Le district autonome d’Abidjan a sévèrement condamné ces violences et promis de prendre les mesures nécessaires pour que justice soit rendue, a indiqué le service de communication dans une note envoyée à la presse. En revanche, le président de l’Union régionale des sociétés coopératives des marchands de bétail d’Abidjan (URSCMABA), Coulibaly Mory a précisé que les opérateurs économiques de la filière bétail-viande ‘’n’ont rien à voir ni de près’’ avec ces violences qui ont provoqué plusieurs autres dégradations en cours d’identification. « Nous n’étions pas informés de la présence d’un détachement de policiers à l’abattoir. Néanmoins, lorsque nous avons été informés qu’il y avait des risques d’affrontements avec des jeunes, le général Gaoussou Soumahoro et nous-mêmes sommes allés sur les lieux pour tenter de calmer les esprits », a indiqué Coulibaly Mory.
Les marchands de bétail en grève
Au lendemain de ces affrontements, le District d’Abidjan a réussi à déguerpir les sites visés, provoquant la destruction de plusieurs maisons construites à quelques mètres du parc à bétail. Cette opération intervient dans un contexte de tension matérialisé, jeudi, soit deux jours plus tôt, par l’exécution de la grève illimitée des marchands de bétail qui a complètement paralysé tous les services annexes de l’abattoir, notamment les services d’abattage, de commercialisation et de transformation.
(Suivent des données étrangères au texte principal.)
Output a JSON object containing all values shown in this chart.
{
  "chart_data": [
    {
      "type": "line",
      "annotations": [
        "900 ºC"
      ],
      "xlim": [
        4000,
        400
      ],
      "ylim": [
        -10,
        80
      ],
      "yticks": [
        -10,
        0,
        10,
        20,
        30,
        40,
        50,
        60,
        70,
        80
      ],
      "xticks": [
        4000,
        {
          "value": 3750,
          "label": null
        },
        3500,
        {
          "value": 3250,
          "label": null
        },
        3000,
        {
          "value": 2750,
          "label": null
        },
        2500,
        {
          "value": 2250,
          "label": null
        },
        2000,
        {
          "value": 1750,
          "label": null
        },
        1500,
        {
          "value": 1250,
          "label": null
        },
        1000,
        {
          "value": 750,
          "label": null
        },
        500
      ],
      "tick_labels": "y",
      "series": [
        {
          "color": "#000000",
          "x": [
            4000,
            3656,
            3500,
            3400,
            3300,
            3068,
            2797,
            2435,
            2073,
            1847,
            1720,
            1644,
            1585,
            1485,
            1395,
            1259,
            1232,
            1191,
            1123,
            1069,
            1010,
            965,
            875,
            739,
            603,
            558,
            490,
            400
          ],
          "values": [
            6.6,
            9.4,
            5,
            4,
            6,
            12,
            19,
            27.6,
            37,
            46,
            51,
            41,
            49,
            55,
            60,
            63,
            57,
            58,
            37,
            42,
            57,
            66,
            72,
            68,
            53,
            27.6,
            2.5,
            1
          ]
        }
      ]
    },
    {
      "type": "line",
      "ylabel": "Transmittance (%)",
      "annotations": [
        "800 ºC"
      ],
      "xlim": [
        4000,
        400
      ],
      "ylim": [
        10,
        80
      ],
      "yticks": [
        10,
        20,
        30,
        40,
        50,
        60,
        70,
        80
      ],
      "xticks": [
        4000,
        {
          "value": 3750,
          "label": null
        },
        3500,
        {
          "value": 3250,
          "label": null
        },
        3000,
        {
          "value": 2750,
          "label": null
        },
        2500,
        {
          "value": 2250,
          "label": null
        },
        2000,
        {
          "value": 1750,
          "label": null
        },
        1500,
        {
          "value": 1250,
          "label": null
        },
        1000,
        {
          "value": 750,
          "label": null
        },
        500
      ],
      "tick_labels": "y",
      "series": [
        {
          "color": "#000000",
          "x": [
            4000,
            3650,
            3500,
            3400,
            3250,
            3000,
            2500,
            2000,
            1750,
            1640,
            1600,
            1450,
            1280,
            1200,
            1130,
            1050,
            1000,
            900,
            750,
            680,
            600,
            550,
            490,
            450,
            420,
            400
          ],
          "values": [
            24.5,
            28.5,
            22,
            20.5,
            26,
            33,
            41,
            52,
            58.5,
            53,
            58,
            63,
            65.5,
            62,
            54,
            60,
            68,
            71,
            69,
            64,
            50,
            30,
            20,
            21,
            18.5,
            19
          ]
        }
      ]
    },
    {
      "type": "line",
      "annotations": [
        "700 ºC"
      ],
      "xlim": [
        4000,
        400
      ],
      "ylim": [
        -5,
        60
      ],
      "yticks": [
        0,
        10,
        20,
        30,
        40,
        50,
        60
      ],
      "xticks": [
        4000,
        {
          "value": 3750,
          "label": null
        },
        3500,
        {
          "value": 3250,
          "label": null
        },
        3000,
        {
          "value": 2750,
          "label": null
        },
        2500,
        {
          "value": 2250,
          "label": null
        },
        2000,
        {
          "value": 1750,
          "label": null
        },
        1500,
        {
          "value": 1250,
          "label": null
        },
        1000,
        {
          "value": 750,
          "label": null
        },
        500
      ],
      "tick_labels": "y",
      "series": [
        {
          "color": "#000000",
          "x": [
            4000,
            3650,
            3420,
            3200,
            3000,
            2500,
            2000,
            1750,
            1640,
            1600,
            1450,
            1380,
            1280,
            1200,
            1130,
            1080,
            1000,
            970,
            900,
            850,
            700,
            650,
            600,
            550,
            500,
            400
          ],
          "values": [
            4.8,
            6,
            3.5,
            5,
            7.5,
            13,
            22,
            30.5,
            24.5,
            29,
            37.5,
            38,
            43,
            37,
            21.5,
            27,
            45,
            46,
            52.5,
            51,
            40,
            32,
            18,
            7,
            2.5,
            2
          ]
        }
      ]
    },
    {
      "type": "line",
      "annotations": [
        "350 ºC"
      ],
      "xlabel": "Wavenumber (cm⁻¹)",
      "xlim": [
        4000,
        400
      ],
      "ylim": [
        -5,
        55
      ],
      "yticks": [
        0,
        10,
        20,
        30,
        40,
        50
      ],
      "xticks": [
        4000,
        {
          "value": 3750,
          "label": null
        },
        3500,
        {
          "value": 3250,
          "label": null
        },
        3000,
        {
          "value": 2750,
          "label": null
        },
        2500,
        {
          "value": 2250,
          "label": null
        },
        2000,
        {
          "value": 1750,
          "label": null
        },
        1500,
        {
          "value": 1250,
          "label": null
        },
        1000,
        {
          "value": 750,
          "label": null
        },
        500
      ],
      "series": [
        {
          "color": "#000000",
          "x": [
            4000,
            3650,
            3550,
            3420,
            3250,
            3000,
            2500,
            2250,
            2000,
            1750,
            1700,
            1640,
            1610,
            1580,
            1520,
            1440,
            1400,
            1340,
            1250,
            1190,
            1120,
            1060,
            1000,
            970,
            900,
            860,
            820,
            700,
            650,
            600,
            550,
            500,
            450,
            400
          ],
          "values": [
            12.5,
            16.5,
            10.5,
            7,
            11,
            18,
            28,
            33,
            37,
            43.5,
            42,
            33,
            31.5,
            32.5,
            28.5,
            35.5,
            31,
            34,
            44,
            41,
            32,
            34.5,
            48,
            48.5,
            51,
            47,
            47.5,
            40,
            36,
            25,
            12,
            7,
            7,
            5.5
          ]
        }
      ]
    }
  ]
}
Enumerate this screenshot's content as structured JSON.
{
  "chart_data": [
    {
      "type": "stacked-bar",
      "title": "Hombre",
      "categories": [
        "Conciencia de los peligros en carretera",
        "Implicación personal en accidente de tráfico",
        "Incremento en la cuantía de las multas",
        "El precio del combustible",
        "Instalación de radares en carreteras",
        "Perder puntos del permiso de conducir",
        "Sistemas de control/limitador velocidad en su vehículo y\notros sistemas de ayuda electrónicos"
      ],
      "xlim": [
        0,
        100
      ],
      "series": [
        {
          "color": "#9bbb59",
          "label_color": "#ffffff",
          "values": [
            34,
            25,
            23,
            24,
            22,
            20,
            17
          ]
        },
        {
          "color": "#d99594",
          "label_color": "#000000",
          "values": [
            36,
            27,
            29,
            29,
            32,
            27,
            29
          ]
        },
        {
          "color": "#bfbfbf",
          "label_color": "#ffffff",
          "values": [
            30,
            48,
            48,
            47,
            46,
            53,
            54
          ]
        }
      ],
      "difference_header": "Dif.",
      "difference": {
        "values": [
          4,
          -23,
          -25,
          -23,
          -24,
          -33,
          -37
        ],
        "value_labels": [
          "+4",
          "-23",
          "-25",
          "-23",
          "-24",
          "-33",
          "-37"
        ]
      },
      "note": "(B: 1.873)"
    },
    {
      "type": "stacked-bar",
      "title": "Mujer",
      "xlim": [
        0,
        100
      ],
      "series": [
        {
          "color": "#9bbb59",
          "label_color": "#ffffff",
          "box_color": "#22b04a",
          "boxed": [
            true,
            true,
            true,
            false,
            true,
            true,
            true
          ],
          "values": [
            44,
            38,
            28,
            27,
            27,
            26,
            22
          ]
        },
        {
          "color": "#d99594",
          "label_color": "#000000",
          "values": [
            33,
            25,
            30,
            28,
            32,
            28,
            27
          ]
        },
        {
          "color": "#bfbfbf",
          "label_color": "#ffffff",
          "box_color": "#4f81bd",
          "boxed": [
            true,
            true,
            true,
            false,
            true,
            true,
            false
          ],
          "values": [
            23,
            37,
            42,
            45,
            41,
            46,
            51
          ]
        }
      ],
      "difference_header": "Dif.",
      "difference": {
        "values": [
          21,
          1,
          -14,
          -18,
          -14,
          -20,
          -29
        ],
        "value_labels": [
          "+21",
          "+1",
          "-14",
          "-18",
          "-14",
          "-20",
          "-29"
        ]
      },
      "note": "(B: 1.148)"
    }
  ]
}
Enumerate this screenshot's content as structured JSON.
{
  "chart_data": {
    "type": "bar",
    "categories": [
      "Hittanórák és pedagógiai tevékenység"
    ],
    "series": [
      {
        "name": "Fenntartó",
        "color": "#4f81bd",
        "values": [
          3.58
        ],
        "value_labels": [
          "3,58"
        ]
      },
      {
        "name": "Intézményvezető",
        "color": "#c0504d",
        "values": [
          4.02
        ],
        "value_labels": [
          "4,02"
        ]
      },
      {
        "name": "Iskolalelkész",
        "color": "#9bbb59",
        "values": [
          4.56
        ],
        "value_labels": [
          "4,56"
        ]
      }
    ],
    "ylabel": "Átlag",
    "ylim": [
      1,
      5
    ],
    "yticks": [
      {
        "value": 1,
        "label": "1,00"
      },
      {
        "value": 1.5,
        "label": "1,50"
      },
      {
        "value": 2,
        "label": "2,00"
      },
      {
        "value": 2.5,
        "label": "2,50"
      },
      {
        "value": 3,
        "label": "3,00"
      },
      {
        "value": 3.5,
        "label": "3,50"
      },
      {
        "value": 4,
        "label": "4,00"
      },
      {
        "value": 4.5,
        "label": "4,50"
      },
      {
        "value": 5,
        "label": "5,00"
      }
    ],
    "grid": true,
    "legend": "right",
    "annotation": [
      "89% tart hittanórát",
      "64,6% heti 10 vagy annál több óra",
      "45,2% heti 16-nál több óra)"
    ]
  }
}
À deux semaines de la Tabaski, cette grève pourrait paralyser la fête dite du sacrifice attendue par 42% de la population ivoirienne, puisque les vendeurs de bétail sont toujours opposés à leur relogement sur le site d’Adjamé d’une superficie de 15 hectares, mais « est trop exigu et ne disposant pas d’infrastructures nécessaires », aux yeux de Coulibaly Mory, le président des coopératives de vendeurs de bétail. Selon lui, ce site met aussi en danger la sécurité du bétail. Mais le ministre-gouverneur, comme à son habitude, ne compte pas laisser émouvoir.